Unsupervised learning is appealing from the point of view of objectivity, but cannot be performed entirely without making certain choices, and requires subsequent interpretation. The number of clusters is a trade-off between not being overwhelmed by multitudes of clusters with small sizes that cannot be interpreted, and very few clusters inherently containing little discriminant information. The identification of six clusters of TBI patients was supported by both the maximal and stable reproducibility represented by a CSI of 80%, as well as a suggestion of clinical relevance. Most clusters were relatively stable across different random initializations of the clustering, with the exception of cluster B and C, both representing patients with intermediate GCS, Fig. 4. By nature, more extreme patient characteristics and their corresponding clusters tend to be more stable while the intermediate level characteristics and clusters are less stable. Most patients were clearly assigned to a stable cluster, as seen in, Additional file 1: Fig. S2. It is unrealistic to expect perfectly stable cluster assignment in heterogenous real world data with any method, particularly with random assignment to initial clusters. We believe our evaluation of model robustness to be an important and generalisable strength of our work.

In this study we are naturally limited by the variables collected. These represent nevertheless the compound experience and knowledge of a large cohort of leading TBI researchers and clinicians during the planning of the study. However, additional variables such as future biomarkers and genetic profiles may be needed to sufficiently describe patient heterogeneity in TBI. Furthermore, despite that the object of clustering is to identify reproducible compound and complex patterns, it does not weigh variables toward severity as would for example an experienced clinician and represents a general limitation of unsupervised leaning.

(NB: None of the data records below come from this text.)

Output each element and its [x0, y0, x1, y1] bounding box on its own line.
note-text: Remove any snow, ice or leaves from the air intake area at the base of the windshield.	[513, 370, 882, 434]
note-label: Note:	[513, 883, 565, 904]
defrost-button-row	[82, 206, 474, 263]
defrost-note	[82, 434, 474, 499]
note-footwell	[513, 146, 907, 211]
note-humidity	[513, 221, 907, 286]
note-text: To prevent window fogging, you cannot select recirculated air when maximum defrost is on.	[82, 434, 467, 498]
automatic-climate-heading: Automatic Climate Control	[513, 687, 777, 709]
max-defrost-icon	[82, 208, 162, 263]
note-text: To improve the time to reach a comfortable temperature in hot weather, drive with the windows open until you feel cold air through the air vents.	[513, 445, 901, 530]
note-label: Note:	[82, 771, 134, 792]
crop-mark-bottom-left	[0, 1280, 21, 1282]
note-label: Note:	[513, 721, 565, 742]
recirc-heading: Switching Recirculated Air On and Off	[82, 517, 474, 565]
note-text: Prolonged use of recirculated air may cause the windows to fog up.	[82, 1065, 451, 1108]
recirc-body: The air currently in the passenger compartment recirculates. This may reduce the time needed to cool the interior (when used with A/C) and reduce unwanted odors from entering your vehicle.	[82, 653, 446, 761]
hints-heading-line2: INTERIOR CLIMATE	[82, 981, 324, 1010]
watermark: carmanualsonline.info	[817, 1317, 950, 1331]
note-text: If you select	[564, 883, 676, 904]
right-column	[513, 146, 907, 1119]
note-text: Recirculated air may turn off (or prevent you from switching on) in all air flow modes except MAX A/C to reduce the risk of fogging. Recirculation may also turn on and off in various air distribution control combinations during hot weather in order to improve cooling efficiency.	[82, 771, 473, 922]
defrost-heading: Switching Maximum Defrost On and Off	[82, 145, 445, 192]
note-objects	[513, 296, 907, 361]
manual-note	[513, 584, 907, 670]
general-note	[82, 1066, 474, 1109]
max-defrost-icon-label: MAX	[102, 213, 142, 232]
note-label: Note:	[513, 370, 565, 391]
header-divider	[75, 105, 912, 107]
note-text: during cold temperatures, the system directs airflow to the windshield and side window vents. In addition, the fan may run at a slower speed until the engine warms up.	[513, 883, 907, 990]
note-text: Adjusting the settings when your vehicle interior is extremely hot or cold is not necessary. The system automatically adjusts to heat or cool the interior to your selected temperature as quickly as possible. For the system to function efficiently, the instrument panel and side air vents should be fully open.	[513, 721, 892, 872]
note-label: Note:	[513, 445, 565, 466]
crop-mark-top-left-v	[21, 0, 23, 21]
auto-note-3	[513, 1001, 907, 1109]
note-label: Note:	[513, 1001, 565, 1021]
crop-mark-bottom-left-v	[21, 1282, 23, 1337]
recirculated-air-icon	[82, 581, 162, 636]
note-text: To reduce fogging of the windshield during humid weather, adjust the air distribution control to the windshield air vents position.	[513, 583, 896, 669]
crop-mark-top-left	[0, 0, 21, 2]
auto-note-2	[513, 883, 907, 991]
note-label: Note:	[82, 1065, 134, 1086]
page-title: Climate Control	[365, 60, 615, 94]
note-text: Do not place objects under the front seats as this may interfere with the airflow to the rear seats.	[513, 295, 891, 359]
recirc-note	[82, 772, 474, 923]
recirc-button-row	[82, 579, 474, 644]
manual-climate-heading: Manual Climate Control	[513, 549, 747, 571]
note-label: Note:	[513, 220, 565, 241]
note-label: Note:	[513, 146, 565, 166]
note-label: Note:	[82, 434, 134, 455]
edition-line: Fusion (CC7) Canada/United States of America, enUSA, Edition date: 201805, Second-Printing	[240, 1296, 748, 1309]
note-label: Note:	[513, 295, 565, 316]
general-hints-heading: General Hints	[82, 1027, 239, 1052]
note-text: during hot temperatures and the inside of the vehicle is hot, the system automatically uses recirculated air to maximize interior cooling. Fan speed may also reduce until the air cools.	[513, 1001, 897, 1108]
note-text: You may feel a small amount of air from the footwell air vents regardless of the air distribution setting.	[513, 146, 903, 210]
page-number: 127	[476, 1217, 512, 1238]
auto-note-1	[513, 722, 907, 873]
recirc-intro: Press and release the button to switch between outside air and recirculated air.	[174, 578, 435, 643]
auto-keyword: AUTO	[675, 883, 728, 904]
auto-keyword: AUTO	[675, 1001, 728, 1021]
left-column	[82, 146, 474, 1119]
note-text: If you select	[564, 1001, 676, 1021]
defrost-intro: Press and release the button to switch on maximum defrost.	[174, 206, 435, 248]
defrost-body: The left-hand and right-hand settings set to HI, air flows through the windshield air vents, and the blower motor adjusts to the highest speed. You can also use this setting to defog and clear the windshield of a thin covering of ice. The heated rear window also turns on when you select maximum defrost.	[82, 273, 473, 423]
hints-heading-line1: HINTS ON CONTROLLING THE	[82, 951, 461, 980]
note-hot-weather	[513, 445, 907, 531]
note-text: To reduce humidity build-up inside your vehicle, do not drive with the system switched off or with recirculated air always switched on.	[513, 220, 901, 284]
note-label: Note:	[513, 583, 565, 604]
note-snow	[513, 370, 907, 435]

The aim of this study was not primarily to create clusters of TBI patients toward outcome prediction, but to identify clinically relevant and distinct endotypes of patients, which could potentially infer personalization of future treatment strategies. Current TBI therapy is based on limited high-level evidence, leading to between-centre treatment variability beyond that of case mix [7, 9, 33]. Further discrimination of patient heterogeneity has been identified as necessary to further the field [7, 9]. Prediction of both mortality and functional outcome using the IMPACT extended model was significantly improved by adding cluster labels. That the metabolic cluster profiles identified in this study are significantly associated with outcome, despite an unsupervised clustering method (not including outcome), supports a biological underpinning and motivates further investigation. A natural progression will be to investigate if the clusters described in this study exhibit a different temporal trajectories in the ICU or, in analogy with work within the field of ARDS [14] respond differently to treatments in earlier RCTs.

Conclusions

While GCS is a strong predictor of TBI outcome, an admission metabolic profile incorporating hypothermia, lactatemia, blood glucose, SpO2, PaCO2, pH, base excess and creatinine allows for a more holistic description of patients with TBI who require ICU care. Synthesis of these data using an unsupervised clustering method reveals six distinct and stable subgroups of TBI patients. Although not a key objective of the analysis, we found that clusters contain information that can provide a significantly better explanation of outcome beyond that provided by variables used in current outcome prediction models. The addition of biomarkers and genetics may improve this endotypic classification further. Future studies should address replication and validation of this approach, but our work provides an important starting point from which to devise and prospectively investigate therapeutic strategies individualised to more biologically relevant groups or TBI patients.